Sepe: «Non vedo l’ora di provare i brividi del San Paolo. La mia parata più bella? Contro il Napoli»

"Volevo rinnovare con il Napoli che era già la mia società. Era il mio primo obiettivo, quello da perseguire sino all’ultimo"

Il 23enne Luigi Sepe, portiere del Napoli in prestito all’Empoli, ha rilasciato una lunga intervista ai colleghi del Corriere dello Sport. Ecco quanto dichiarato:

Sepe, il rinnovo con il Napoli le aprirà le porte del grande calcio. E’ pronto a reggerne le inevitabili pressioni?

«Io voglio mettermi in mostra e misurarmi. Anche Rafael ha avuto la sua opportunità e l’ha saputa sfruttare, poi a volte le cose riescono bene e altre meno. Saranno la società e il tecnico a decidere se meriterò una chance. Il fatto di giocare per il club in cui sono cresciuto e davanti alla mia gente sarà uno stimolo in più. Ma niente è scontato. Farò di tutto per capitalizzare al massimo questa enorme occasione che mi è stata data. Già sapere che il Napoli crede in me è una motivazione fortissima e ringrazio la società».

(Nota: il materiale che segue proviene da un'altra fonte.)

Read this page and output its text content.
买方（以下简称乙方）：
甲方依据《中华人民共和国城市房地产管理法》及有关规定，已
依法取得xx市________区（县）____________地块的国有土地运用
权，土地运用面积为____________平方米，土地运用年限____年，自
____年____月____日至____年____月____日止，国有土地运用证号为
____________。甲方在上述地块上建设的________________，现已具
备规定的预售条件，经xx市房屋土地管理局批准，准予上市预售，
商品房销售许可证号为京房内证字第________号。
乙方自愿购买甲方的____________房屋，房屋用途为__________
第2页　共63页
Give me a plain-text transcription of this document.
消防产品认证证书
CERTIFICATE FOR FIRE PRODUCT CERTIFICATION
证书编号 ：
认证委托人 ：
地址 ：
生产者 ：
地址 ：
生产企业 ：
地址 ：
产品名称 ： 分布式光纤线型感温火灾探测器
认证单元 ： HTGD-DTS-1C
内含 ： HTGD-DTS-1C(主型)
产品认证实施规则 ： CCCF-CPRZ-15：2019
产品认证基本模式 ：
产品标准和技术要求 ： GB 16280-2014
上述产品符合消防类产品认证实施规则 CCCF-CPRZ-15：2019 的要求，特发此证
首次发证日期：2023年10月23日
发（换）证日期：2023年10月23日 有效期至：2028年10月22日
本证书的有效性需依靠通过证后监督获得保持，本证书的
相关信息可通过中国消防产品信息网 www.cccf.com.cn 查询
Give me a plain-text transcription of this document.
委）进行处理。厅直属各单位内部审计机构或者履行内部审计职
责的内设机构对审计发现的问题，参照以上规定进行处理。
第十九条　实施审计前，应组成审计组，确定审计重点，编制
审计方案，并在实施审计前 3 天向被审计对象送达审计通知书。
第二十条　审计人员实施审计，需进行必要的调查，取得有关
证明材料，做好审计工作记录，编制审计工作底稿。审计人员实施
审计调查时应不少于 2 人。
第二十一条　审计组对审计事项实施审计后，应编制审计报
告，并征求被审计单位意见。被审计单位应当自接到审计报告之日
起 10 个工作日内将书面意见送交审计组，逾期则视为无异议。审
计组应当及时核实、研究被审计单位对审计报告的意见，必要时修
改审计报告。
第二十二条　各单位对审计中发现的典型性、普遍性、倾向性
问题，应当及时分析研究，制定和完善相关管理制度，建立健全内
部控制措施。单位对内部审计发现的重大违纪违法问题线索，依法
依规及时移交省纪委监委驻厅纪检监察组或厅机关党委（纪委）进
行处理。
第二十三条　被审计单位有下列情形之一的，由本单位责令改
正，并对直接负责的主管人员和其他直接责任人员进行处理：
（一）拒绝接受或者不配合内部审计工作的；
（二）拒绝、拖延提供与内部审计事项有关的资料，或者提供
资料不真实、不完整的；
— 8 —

L’interessamento di Roma e Fiorentina l’hanno gratificata, ma Napoli va oltre.

«Volevo rinnovare con il Napoli che era già la mia società. Era il mio primo obiettivo, quello da perseguire sino all’ultimo. Strade alternative sarebbero state prese in considerazione solo se il Napoli non ci avesse dato garanzie e non avesse mostrato di credere in me. Ma non è stato così. Certo essere cercato da grandi club fa piacere. Due anni fa ero in Lega Pro… ».

Contratto lungo, quattro anni, con una parte dell’ingaggio legata a incentivi economici significativi. Soddisfatto?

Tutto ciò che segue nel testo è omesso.